Opinions differ on whether the governor was correct in his judgment that this was not the “right time.” While the consensus is that such a plan would never have passed the Legislature now, and it would have had to be tweaked anyway to prevent it from going into deficit in the fourth year, the irony is that its $2.6 billion price tag is less than we Vermonters are already paying in premiums and out-of-pockets. Furthermore, the plan the governor described had many excellent features, as it left the vast majority of Vermonters paying less for health care than they do now, and it had a high degree of coverage (a 94 percent AV) meaning that out-of-pocket costs would be minimal.
But if passing an entire single-payer financing package in one fell swoop is indeed too heavy a lift for our legislators at this time, we should remember that there are still ways to follow through on Act 48. Many other countries have implemented health care as a public good in stages. Even our own Medicare program in the United States began as a program only for hospital care.
We should also remember that this governor is not a latecomer to the idea of a publicly financed health care system for all. As early as 1996, he co-sponsored a single-payer bill (the lead sponsor was Sen. Cheryl Rivers) in the Senate. As Senate president, he spoke at public events throughout 2009, including at a small business event at the Statehouse that April. He asserted that single payer was the only way forward, and he continued to advance the cause throughout that year. He eventually contacted Professor William Hsiao in December 2009, and asked him to testify in the following legislative session, which he did.
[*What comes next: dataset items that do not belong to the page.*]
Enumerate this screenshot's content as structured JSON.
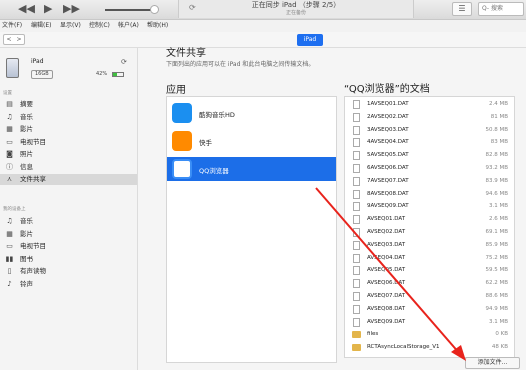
{
  "toolbar": {
    "status_title": "正在同步 iPad （步骤 2/5）",
    "status_sub": "正在备份",
    "search_placeholder": "Q- 搜索"
  },
  "menu": [
    "文件(F)",
    "编辑(E)",
    "显示(V)",
    "控制(C)",
    "帐户(A)",
    "帮助(H)"
  ],
  "device_tab": "iPad",
  "device": {
    "name": "iPad",
    "capacity": "16GB",
    "battery_text": "42%",
    "battery_level": 0.42
  },
  "sidebar": {
    "settings_label": "设置",
    "settings_items": [
      {
        "icon": "summary-icon",
        "label": "摘要"
      },
      {
        "icon": "music-icon",
        "label": "音乐"
      },
      {
        "icon": "movie-icon",
        "label": "影片"
      },
      {
        "icon": "tv-icon",
        "label": "电视节目"
      },
      {
        "icon": "photo-icon",
        "label": "照片"
      },
      {
        "icon": "info-icon",
        "label": "信息"
      },
      {
        "icon": "file-sharing-icon",
        "label": "文件共享"
      }
    ],
    "ondevice_label": "我的设备上",
    "ondevice_items": [
      {
        "icon": "music-icon",
        "label": "音乐"
      },
      {
        "icon": "movie-icon",
        "label": "影片"
      },
      {
        "icon": "tv-icon",
        "label": "电视节目"
      },
      {
        "icon": "book-icon",
        "label": "图书"
      },
      {
        "icon": "audiobook-icon",
        "label": "有声读物"
      },
      {
        "icon": "bell-icon",
        "label": "铃声"
      }
    ]
  },
  "main": {
    "title": "文件共享",
    "subtitle": "下面列出的应用可以在 iPad 和此台电脑之间传输文档。",
    "apps_title": "应用",
    "docs_title": "“QQ浏览器”的文档",
    "apps": [
      {
        "name": "酷狗音乐HD",
        "color": "#1b8ff0"
      },
      {
        "name": "快手",
        "color": "#ff8a00"
      },
      {
        "name": "QQ浏览器",
        "color": "#ffffff"
      }
    ],
    "docs": [
      {
        "name": "1AVSEQ01.DAT",
        "size": "2.4 MB",
        "type": "file"
      },
      {
        "name": "2AVSEQ02.DAT",
        "size": "81 MB",
        "type": "file"
      },
      {
        "name": "3AVSEQ03.DAT",
        "size": "50.8 MB",
        "type": "file"
      },
      {
        "name": "4AVSEQ04.DAT",
        "size": "83 MB",
        "type": "file"
      },
      {
        "name": "5AVSEQ05.DAT",
        "size": "82.8 MB",
        "type": "file"
      },
      {
        "name": "6AVSEQ06.DAT",
        "size": "93.2 MB",
        "type": "file"
      },
      {
        "name": "7AVSEQ07.DAT",
        "size": "83.9 MB",
        "type": "file"
      },
      {
        "name": "8AVSEQ08.DAT",
        "size": "94.6 MB",
        "type": "file"
      },
      {
        "name": "9AVSEQ09.DAT",
        "size": "3.1 MB",
        "type": "file"
      },
      {
        "name": "AVSEQ01.DAT",
        "size": "2.6 MB",
        "type": "file"
      },
      {
        "name": "AVSEQ02.DAT",
        "size": "69.1 MB",
        "type": "file"
      },
      {
        "name": "AVSEQ03.DAT",
        "size": "85.9 MB",
        "type": "file"
      },
      {
        "name": "AVSEQ04.DAT",
        "size": "75.2 MB",
        "type": "file"
      },
      {
        "name": "AVSEQ05.DAT",
        "size": "59.5 MB",
        "type": "file"
      },
      {
        "name": "AVSEQ06.DAT",
        "size": "62.2 MB",
        "type": "file"
      },
      {
        "name": "AVSEQ07.DAT",
        "size": "88.6 MB",
        "type": "file"
      },
      {
        "name": "AVSEQ08.DAT",
        "size": "94.9 MB",
        "type": "file"
      },
      {
        "name": "AVSEQ09.DAT",
        "size": "3.1 MB",
        "type": "file"
      },
      {
        "name": "files",
        "size": "0 KB",
        "type": "folder"
      },
      {
        "name": "RCTAsyncLocalStorage_V1",
        "size": "48 KB",
        "type": "folder"
      }
    ],
    "add_button": "添加文件..."
  },
  "colors": {
    "accent": "#1c6ee8",
    "annotation_arrow": "#e8231c"
  }
}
As the governor and many legislators and certainly many people in Vermont still hold the goals of Act 48 dear, there is no reason we should take the position that single payer is dead. What is important now is that we think of ways to get to the goal — health care as a public good for all Vermonters rather than merely a market commodity for all Vermonters — even if it takes more time and is done in stages.
In thinking of advancing the goals of Act 48, we need to understand that proposals which tinker with the present private insurance-based system are different from proposals that create health care as a shared universal public good. But any proposal that makes a sector of health care both universal and public represents progress. And, when a sector of care is publicly financed and universal, it not will not only provide a service to all Vermonters, but also create the best opportunity for cost control. Only when funds are pooled for a sector of care can prices be kept in line.
Vermonters who favor the idea of health care as a common good — because it is more just, and also more efficient — must continue working to change what is politically possible, so that we ultimately get the publicly financed health care system Vermonters so desperately need. But, let’s remember that in making his announcement in December, the governor did not say, “single payer is dead.” What he did say was, “A fairer and more rational and more sustainable way to pay for health care is worth fighting for. Our time will come.”